La Liberté

Faux pas, faut pas!

Faux pas, faut pas!
Faux pas, faut pas!

Yves- Alexandre Thalmann

Publié le 23.07.2021

Temps de lecture estimé : 2 minutes

Opinion

Les réseaux sociaux promettaient la libération autant que la libéralisation de la parole. Grâce à eux, tout le monde pourrait donner son avis, non plus seulement les personnes autorisées, les prétendus experts. Une révolution souhaitable pour le bien de chacune et chacun.

Sauf que la réalité est bien différente. L’hégémonie de la parole libre et libérée se traduit paradoxalement par une crainte de s’exprimer et une autocensure de plus en plus marquée. En effet, le moindre faux pas, ou ce qui pourrait être interprété comme tel, peut donner lieu à un lynchage en règle sur le Net tant le terrain des idées est aujourd’hui miné. Chaque parole, chaque tweet, chaque image postée peut déclencher une déferlante de violence et de haine. J. K. Rowling, la maman d’Harry Potter, en a fait les frais récemment pour avoir ironisé au sujet d’un titre d’article où il était question «des personnes ayant leurs règles». Pour elle, il suffisait de dire: des femmes. Mal lui en a pris: plus d’un million de tweets virulents en réaction à ce propos jugé discriminatoire… Pensons aussi à l’actrice Catherine Deneuve qui a eu le malheur de signer, avec une centaine d’autres femmes, une tribune dans le journal Le Monde considérant que «la drague insistante ou maladroite n’est pas un délit, ni la galanterie une agression machiste». Ou encore l’acteur français Omar Sy, rendu célèbre pour son rôle mémorable dans le film Intouchables, accusé de racisme suite à une vidéo humoristique dans laquelle il imitait l’artiste africaine Aya Nakamura.
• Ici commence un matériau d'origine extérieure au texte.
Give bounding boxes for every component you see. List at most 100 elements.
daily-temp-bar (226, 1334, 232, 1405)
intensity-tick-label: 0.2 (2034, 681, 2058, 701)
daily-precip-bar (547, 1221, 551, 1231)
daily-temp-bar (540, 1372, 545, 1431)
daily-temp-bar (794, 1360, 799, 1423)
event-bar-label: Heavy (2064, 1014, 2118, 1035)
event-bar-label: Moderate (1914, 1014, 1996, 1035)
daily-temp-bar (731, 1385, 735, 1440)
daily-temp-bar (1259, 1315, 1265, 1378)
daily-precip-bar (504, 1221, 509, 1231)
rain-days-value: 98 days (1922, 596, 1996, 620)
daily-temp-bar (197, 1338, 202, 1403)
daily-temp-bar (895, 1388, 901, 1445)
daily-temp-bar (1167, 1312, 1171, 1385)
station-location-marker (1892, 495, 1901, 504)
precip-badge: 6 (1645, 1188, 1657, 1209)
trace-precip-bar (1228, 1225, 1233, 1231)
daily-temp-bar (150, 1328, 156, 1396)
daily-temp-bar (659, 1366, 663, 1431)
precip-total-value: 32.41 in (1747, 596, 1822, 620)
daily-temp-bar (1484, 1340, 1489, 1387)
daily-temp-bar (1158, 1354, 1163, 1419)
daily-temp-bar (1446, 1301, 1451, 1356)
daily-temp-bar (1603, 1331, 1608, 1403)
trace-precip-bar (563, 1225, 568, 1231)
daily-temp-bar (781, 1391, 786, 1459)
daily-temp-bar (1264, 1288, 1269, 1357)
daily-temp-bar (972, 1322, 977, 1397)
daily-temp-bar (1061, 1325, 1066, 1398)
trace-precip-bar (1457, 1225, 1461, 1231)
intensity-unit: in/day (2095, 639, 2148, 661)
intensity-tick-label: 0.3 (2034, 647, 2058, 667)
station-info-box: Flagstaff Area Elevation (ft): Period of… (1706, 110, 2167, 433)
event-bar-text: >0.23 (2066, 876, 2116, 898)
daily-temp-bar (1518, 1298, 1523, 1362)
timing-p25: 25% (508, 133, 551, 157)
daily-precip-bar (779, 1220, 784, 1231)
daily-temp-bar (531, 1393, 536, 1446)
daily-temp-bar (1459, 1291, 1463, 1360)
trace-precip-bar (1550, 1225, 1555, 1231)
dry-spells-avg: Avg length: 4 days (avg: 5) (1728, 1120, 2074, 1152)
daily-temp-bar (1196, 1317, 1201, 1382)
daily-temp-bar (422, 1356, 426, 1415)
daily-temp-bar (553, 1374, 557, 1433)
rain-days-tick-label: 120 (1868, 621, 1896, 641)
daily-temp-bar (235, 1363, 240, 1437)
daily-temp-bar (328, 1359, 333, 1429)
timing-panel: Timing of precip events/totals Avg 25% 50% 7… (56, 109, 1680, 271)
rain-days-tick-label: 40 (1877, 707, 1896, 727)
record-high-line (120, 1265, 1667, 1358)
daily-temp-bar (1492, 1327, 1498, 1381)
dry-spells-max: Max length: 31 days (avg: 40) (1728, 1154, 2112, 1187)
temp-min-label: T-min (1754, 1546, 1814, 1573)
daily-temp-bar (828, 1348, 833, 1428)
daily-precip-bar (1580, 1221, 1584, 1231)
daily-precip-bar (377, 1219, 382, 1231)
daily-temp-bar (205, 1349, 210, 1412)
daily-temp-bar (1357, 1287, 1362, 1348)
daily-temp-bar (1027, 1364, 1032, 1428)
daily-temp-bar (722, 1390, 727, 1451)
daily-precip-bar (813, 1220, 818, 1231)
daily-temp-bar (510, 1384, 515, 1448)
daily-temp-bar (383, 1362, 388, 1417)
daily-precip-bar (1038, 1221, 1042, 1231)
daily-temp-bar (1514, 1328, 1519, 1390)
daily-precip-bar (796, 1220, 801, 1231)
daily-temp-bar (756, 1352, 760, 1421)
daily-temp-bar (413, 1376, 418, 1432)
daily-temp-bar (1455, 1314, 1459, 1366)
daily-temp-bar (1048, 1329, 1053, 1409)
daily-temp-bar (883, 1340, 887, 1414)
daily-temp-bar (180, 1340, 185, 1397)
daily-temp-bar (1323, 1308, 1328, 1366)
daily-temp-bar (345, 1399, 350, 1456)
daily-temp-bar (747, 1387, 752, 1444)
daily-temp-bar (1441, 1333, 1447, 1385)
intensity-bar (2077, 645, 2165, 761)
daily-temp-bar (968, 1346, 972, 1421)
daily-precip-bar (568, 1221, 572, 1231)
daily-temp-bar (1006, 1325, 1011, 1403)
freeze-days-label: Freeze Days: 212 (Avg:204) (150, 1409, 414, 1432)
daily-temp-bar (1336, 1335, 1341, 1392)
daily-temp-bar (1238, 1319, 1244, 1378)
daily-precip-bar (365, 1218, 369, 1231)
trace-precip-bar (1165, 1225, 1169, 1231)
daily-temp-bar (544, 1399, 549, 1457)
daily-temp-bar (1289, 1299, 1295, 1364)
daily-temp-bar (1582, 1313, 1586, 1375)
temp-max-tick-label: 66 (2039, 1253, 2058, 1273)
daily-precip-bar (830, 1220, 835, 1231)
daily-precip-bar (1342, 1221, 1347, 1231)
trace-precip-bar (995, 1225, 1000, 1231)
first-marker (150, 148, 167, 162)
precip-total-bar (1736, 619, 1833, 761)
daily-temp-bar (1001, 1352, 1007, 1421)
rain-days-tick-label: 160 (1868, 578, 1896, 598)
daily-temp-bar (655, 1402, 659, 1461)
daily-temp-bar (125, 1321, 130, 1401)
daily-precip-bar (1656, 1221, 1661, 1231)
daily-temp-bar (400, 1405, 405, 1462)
A chaque fois, c’est le même scénario qui se répète: des personnes touchées dans leur sensibilité réagissent à vif sur les réseaux sociaux, créant un effet boule de neige qui a tôt fait de susciter un tollé. Résultat: la parole qui se voulait libérée se trouve de plus en plus censurée, non pas par une instance gouvernementale ou religieuse externe, mais par les individus eux-mêmes qui en sont à l’origine. On préfère se taire et ne plus s’exposer que risquer l’opprobre et la vindicte populaire pour un mot de travers ou une idée qui pourrait déplaire à certains et certaines ou, pire, les offusquer. Qui peut supporter sans états d’âme de se faire blâmer, critiquer vertement, dénigrer, voire menacer par des centaines ou des milliers d’inconnus?

Les réseaux sociaux nous promettaient un espace de parole où chacun pourrait s’exprimer librement. Il semble que ce projet relève d’une utopie cachant une réalité bien plus prosaïque: ce qui pourrait déplaire ne serait-ce qu’à une poignée de gens doit absolument être tu, au risque de générer une campagne de dénigrement difficile à encaisser. En embuscade derrière les likes gratuits, marques de mépris et commentaires humiliants sont toujours prêts à être dégainés au moindre faux pas, rendant la tâche des influenceurs et autres Youtubeurs délicate et risquée. C’est sans doute une des raisons qui poussent de plus en plus d’internautes à déserter des réseaux ouvertement antisociaux et à fermer leurs comptes… Rideau!